I have had the mindset that people shouldn’t wait for a specific date to try to make a change in their life. I am also skeptical of trying to implement a resolution on January first, since it is immediately after the Christmas holiday in the United States and many people likely still have family hanging around, still have extra pie in the fridge, and its a cold and dark time of year. Trying to start a big change during this time, when the weather is demoralizing and you are not on track with a routine schedule, seems like a poor idea to me. As a result, at least as long back as I can really remember, I have never made any substantial new year’s resolution and I have not been one to encourage people to adopt a resolution.

 

The reality, however, is that people find it helpful to make a change when there is something that can delineate a new starting line for them. Pink describes it this way, “The first day of the year is what social scientists call a temporal landmark. Just as human beings rely on landmarks to navigate space – to get to my house, turn left at the Shell station – we also use landmarks to navigate time. Certain dates function like that Shell station. They stand out from the ceaseless and forgettable march of other days, and their prominence helps us find our way.”

 

I had not thought of navigating the space of time the way we navigate the space of the world around us. But it is accurate to say that days and time can blend together, and since we can’t control time, it can feel as though it relentlessly races forward. I have heard people in the Bay Area in California talk about the disorientating nature of their climate. The Bay Area doesn’t have pronounced seasons the way other parts of the country do. Most days are ok, and the temperature and weather doesn’t vary dramatically across the year. The passage of time feels different when you don’t really have a spring, summer, fall, and winter.

 

Using temporal landmarks helps us make sense of the passage of time and gives us a place to plant ourselves for our upcoming life pivots.

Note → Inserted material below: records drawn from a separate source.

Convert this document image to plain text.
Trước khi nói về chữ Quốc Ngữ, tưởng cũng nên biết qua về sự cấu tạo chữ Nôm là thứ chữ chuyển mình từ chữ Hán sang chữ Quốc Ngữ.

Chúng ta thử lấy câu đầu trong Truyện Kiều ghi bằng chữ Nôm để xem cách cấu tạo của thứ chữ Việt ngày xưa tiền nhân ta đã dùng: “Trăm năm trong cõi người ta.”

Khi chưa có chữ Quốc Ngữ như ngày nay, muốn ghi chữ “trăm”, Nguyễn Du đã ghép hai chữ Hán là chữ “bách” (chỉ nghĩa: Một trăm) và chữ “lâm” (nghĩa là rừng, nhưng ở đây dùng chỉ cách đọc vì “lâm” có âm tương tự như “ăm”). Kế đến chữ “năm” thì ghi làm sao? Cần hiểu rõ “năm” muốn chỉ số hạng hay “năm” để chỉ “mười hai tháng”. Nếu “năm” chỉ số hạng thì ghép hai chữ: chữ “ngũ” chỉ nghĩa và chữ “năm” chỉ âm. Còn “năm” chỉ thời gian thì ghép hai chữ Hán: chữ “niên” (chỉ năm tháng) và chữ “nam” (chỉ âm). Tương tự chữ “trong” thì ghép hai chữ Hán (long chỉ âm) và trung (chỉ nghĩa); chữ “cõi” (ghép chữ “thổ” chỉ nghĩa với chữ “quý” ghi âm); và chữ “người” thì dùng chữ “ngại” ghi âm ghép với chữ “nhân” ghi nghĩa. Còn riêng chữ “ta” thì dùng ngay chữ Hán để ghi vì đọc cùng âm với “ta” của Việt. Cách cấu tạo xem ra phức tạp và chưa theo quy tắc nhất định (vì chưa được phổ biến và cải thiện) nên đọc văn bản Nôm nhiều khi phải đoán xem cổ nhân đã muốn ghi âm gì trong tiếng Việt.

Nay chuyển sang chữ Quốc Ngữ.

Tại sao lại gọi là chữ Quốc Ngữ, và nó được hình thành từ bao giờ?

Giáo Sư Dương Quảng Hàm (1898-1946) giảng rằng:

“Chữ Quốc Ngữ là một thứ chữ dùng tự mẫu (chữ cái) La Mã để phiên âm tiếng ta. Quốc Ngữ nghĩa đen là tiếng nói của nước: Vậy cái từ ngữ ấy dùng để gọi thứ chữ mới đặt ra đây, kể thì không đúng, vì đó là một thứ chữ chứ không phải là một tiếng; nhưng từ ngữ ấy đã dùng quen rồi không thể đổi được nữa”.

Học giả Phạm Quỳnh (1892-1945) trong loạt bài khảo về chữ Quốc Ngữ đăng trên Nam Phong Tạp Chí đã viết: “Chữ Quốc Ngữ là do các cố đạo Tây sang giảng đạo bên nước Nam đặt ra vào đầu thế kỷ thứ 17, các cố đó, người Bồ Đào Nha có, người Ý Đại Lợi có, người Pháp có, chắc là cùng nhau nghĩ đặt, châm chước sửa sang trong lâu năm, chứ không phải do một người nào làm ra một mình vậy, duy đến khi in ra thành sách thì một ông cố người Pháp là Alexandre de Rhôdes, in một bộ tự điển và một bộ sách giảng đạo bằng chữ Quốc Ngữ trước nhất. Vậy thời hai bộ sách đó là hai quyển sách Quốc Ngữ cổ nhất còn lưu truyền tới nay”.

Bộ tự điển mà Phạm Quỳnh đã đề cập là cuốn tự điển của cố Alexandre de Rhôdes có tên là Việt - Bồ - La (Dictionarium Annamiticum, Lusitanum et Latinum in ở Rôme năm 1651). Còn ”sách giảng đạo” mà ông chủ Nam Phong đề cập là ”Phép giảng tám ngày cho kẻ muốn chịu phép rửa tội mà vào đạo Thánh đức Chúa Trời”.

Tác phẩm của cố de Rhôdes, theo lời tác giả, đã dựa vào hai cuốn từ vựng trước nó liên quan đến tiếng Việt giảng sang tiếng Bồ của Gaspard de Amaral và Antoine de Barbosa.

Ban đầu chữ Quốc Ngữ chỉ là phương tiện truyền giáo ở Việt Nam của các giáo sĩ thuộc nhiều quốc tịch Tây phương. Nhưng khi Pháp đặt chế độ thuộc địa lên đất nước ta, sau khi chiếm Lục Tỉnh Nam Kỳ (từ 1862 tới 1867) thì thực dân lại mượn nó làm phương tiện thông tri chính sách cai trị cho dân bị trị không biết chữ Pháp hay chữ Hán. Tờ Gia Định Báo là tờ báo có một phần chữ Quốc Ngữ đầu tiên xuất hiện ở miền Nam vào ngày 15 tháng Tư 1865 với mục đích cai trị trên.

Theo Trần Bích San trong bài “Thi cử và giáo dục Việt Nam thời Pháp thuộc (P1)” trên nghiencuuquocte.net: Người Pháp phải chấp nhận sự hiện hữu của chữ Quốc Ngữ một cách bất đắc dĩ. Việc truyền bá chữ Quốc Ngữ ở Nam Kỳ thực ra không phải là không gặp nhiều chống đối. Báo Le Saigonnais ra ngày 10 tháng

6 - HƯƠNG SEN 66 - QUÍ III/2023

Just as we might use another wall or a step to brace ourselves if we are pushing a heavy piece of furniture, a specific date can be a brace for us to push for a new habit. It can provide a reference point for how far we have moved and how successful (or not) we have been with any changes that we want to make.

 

So rather than looking down on the idea of new year’s resolutions or being unhelpful in telling people to just make the changes they want to see in their lives today, I can help encourage people to use temporal landmarks in a smart way. I can encourage people to think about the obstacles they will face and how long after their temporal marker they think they might face those obstacles. I can encourage people to think in time chunks with more temporal landmarks to navigate the time landscape they traverse as they implement new lifestyle goals.  Time landmarks are not just random and arbitrary, they are social constructs that can help establish shared meaning and goals across time and space.